Nick membawa Itt untuk duduk di kantor Nan. Dia lalu mengambilkan air minum untuk Itt..
"Apa kabarmu?" Nick bertanya dengan cemas.
Day masuk dan duduk di sofa lain sambil menatap Itt dengan mata kosong.
"Tidak apa-apa, aku hanya pusing," jawab Itt tanpa menoleh ke arah Day sedikit pun.

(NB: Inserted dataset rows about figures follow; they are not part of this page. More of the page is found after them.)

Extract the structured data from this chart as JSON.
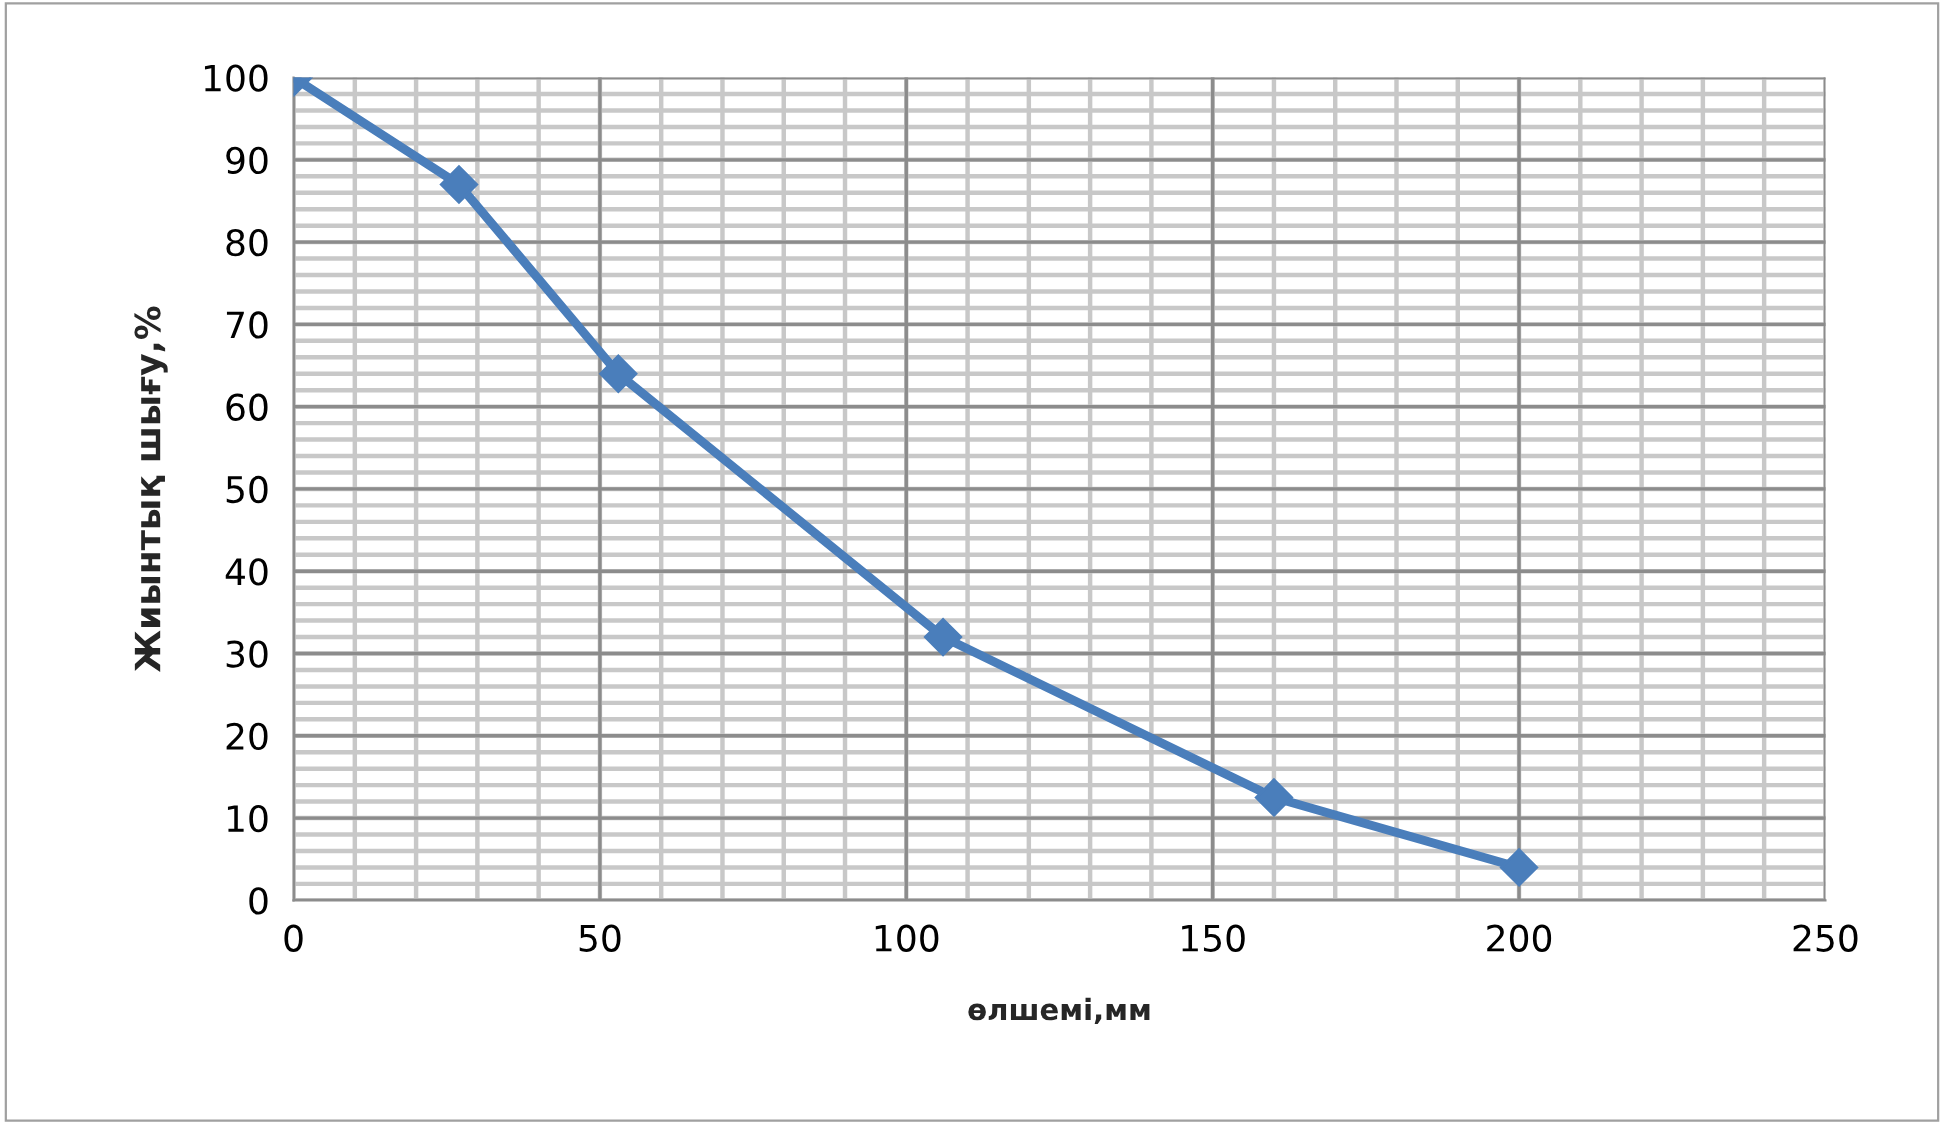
{
  "chart_data": {
    "type": "line",
    "xlabel": "өлшемі,мм",
    "ylabel": "Жиынтық шығу,%",
    "x": [
      0,
      27,
      53,
      106,
      160,
      200
    ],
    "series": [
      {
        "color": "#4a7ebb",
        "values": [
          100,
          87,
          64,
          32,
          12.5,
          4
        ]
      }
    ],
    "xlim": [
      0,
      250
    ],
    "xticks": [
      0,
      50,
      100,
      150,
      200,
      250
    ],
    "ylim": [
      0,
      100
    ],
    "yticks": [
      0,
      10,
      20,
      30,
      40,
      50,
      60,
      70,
      80,
      90,
      100
    ],
    "grid": true,
    "marker": "diamond",
    "line_style": "solid",
    "legend": false
  }
}
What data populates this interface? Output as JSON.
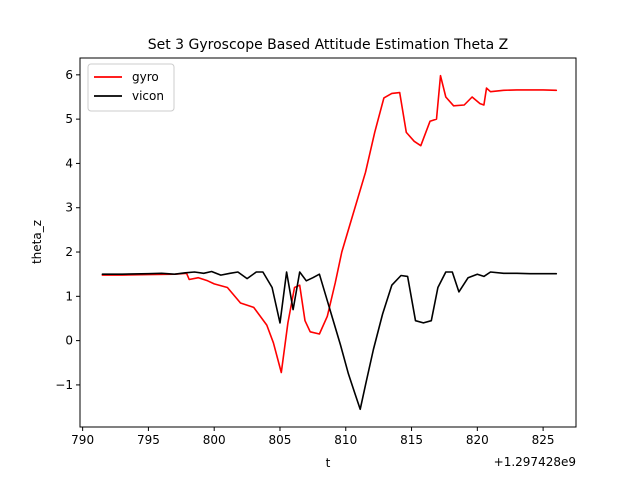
{
  "chart_data": {
    "type": "line",
    "title": "Set 3 Gyroscope Based Attitude Estimation Theta Z",
    "xlabel": "t",
    "ylabel": "theta_z",
    "x_offset_label": "+1.297428e9",
    "xlim": [
      789.8,
      827.5
    ],
    "ylim": [
      -1.95,
      6.38
    ],
    "x_ticks": [
      790,
      795,
      800,
      805,
      810,
      815,
      820,
      825
    ],
    "x_tick_labels": [
      "790",
      "795",
      "800",
      "805",
      "810",
      "815",
      "820",
      "825"
    ],
    "y_ticks": [
      -1,
      0,
      1,
      2,
      3,
      4,
      5,
      6
    ],
    "y_tick_labels": [
      "−1",
      "0",
      "1",
      "2",
      "3",
      "4",
      "5",
      "6"
    ],
    "grid": false,
    "legend_position": "upper-left",
    "series": [
      {
        "name": "gyro",
        "color": "#ff0000",
        "x": [
          791.5,
          793,
          795,
          797,
          797.9,
          798.1,
          798.8,
          799.5,
          800,
          801,
          802,
          803,
          804,
          804.5,
          805.1,
          805.6,
          806.1,
          806.5,
          806.9,
          807.3,
          808,
          808.6,
          809.2,
          809.7,
          810.3,
          810.9,
          811.5,
          812.2,
          812.9,
          813.5,
          814.1,
          814.6,
          815.2,
          815.7,
          816.4,
          816.9,
          817.2,
          817.6,
          818.2,
          819,
          819.6,
          820.2,
          820.5,
          820.7,
          821,
          822,
          823,
          824,
          825,
          826
        ],
        "y": [
          1.48,
          1.48,
          1.49,
          1.5,
          1.52,
          1.38,
          1.42,
          1.35,
          1.28,
          1.2,
          0.85,
          0.75,
          0.35,
          -0.05,
          -0.72,
          0.4,
          1.2,
          1.25,
          0.45,
          0.2,
          0.15,
          0.55,
          1.3,
          2.0,
          2.6,
          3.2,
          3.8,
          4.7,
          5.48,
          5.58,
          5.6,
          4.7,
          4.5,
          4.4,
          4.95,
          5.0,
          5.98,
          5.5,
          5.3,
          5.32,
          5.5,
          5.35,
          5.32,
          5.7,
          5.62,
          5.65,
          5.66,
          5.66,
          5.66,
          5.65
        ]
      },
      {
        "name": "vicon",
        "color": "#000000",
        "x": [
          791.5,
          793,
          795,
          796,
          797,
          797.8,
          798.5,
          799.2,
          799.8,
          800.5,
          801.2,
          801.8,
          802.5,
          803.2,
          803.7,
          804.4,
          805,
          805.5,
          806,
          806.5,
          807,
          807.5,
          808,
          808.5,
          809,
          809.6,
          810.2,
          810.7,
          811.1,
          811.5,
          812.1,
          812.8,
          813.5,
          814.2,
          814.7,
          815.3,
          815.9,
          816.5,
          817,
          817.6,
          818.1,
          818.6,
          819.3,
          820,
          820.5,
          821,
          822,
          823,
          824,
          825,
          826
        ],
        "y": [
          1.5,
          1.5,
          1.51,
          1.52,
          1.5,
          1.53,
          1.55,
          1.52,
          1.56,
          1.48,
          1.52,
          1.55,
          1.4,
          1.55,
          1.55,
          1.2,
          0.4,
          1.55,
          0.7,
          1.55,
          1.35,
          1.42,
          1.5,
          1.0,
          0.5,
          -0.1,
          -0.75,
          -1.2,
          -1.55,
          -1.0,
          -0.2,
          0.6,
          1.25,
          1.47,
          1.45,
          0.45,
          0.4,
          0.45,
          1.2,
          1.55,
          1.55,
          1.1,
          1.42,
          1.5,
          1.45,
          1.55,
          1.52,
          1.52,
          1.51,
          1.51,
          1.51
        ]
      }
    ]
  }
}
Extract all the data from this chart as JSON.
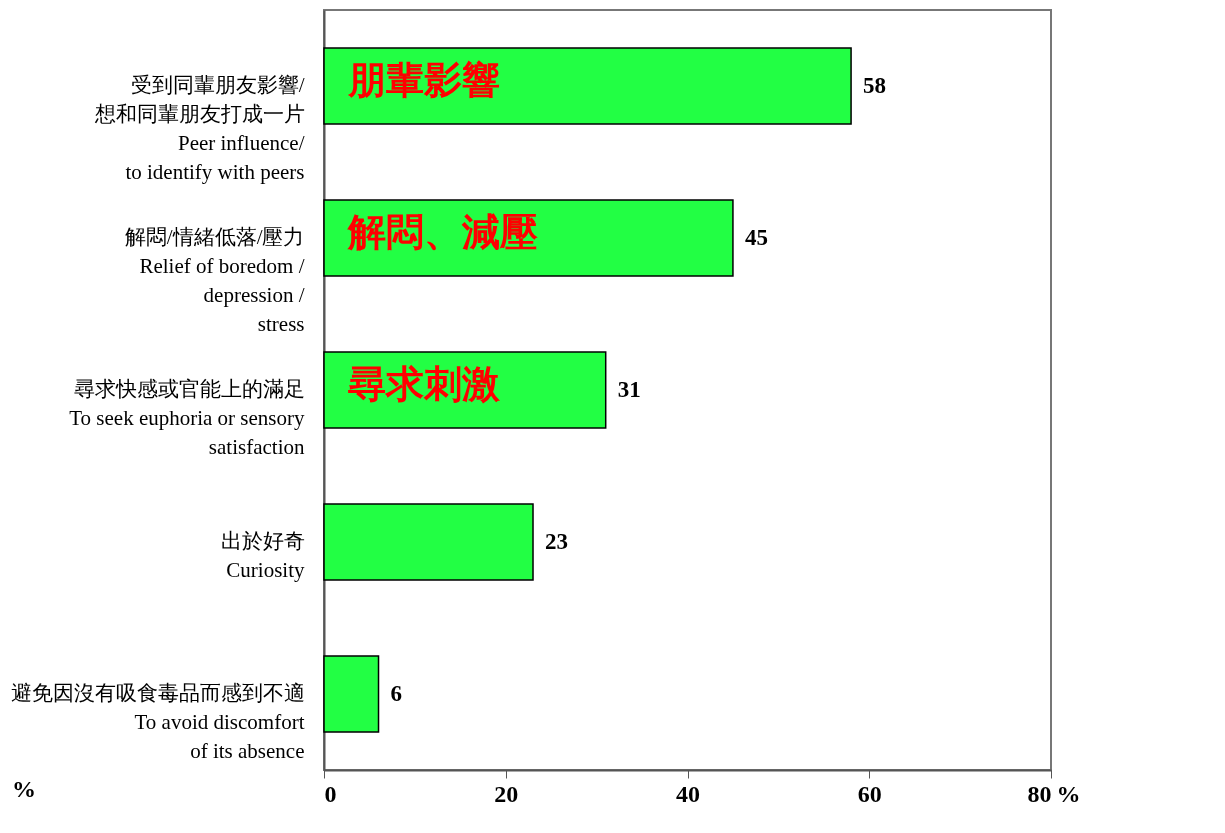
{
  "chart_data": {
    "type": "bar",
    "orientation": "horizontal",
    "categories": [
      "受到同輩朋友影響/想和同輩朋友打成一片\nPeer influence/\nto identify with peers",
      "解悶/情緒低落/壓力\nRelief of boredom /\ndepression / stress",
      "尋求快感或官能上的滿足\nTo seek euphoria or sensory\nsatisfaction",
      "出於好奇\nCuriosity",
      "避免因沒有吸食毒品而感到不適\nTo avoid discomfort\nof its absence"
    ],
    "values": [
      58,
      45,
      31,
      23,
      6
    ],
    "color": "#22ff44",
    "xlim": [
      0,
      80
    ],
    "xticks": [
      0,
      20,
      40,
      60,
      80
    ],
    "xlabel": "%",
    "data_labels": true,
    "grid": false,
    "annotations": [
      "朋輩影響",
      "解悶、減壓",
      "尋求刺激",
      "%"
    ]
  }
}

Itt masih merasa kecewa dengan kekasihnya. Tapi diam-diam dia senang karena Day kembali ke kantor dan tidak benar-benar berbicara dengan pemuda asing itu.
"Badanmu panas. Apa kamu yakin, kamu baik-baik saja?" Nick bertanya sambil meletakkan punggung tangan di keningnya.
"Aku baik-baik saja," jawab Itt pelan.
Sebenarnya Itt merasa sangat pusing. Selain itu dia juga tidak nyaman dengan tatapan tajam Day yang menatapnya sepanjang waktu.
“Lalu apa maksudmu dengan tidak bisa melihat balapan? Apa kamu mau aku Mengantarmu kedokter untuk konsultasi? Aku takut itu gejala yang sama seperti saat kamu takut naik taksi sendirian.” Kata Nick mengkhawatirkan temannya.
Day yang mendengarnya, mengerutkan kening nya.
“Apa maksudnya dengan tidak berani naik taksi sendirian?” Day langsung bertanya.
"Ya... Istrimu dulu memang tidak berani naik taksi sendirian," jawab Nick.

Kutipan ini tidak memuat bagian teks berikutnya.